Before he spoke at the Falvey Speaker’s corner on Thursday, Nov. 14, author Chris Offutt visited the Creative Writing programs class on Detective Fiction. Offutt has published a number of crime novels, and has written for Emmy-nominated television shows in the past. He now primarily spends his time teaching and writing in Iowa.
Alan Drew, the Director of the Creative Writing Program at Villanova, knows Offutt on a personal level. Offutt was Drew’s professor when he was in the creative writing program at the University of Iowa, where Offutt encouraged him to pursue writing. Now, Drew has published three novels and heads Villanova’s own creative writing department.
Drew brought Offutt to talk to his students in Detective Fiction, and even recruited two to introduce Offutt at the event in the Speaker’s Corner.
Offutt took to the podium in Falvey to read excerpts from two of his novels, the largest being from his novel Code of the Hills. This is the newest of his books in a series titled The Mick Harden Novels, and after reading portions he talked about his unique experience writing the series. He started the first novel in The Mick Harden Novels under lockdown, and said that by the time he was finished writing he “spent more time with these [imaginary] people than actual people.” This eventually led him to extending the single book into a series.
Writing during the pandemic, he took inspiration from his own hometown, a small town in the hills of Kentucky with a population of about 200. Much of his Kentucky town inspired the setting of his newest series, especially its heavy focus on the animals and nature of the surrounding area.

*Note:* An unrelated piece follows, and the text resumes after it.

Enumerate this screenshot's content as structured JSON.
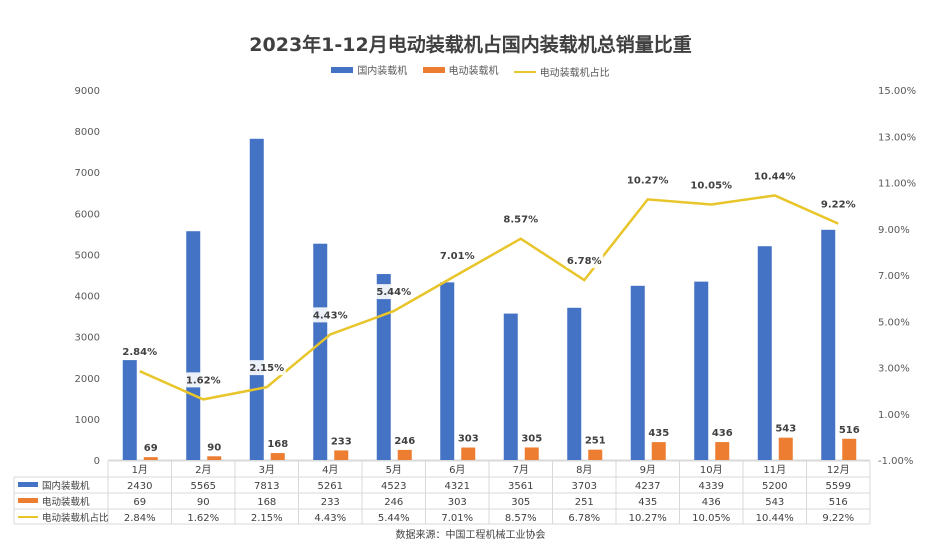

Drawing on his own personal experience, Offutt went into the writing process of the book with the goal to make people who live in especially rural areas seem more like whole characters, rather than the less complete way they are often characterized in modern media.
After speaking on his novel, Offutt took the time to answer students’ questions on writing, and when Professor Drew noted that a few of the students in the audience wanted to explore writing as a career, he had advice to share.
“It is hard, but it is worth it,” Offutt said.
Offutt also noted that he didn’t start publishing his writing until he was in his thirties, and that it took more than 60 rejections before one of his short stories was accepted to a small literary magazine.
The talk was a special one, as three generations of creative writing students sat to talk about the creative process and what it meant to them.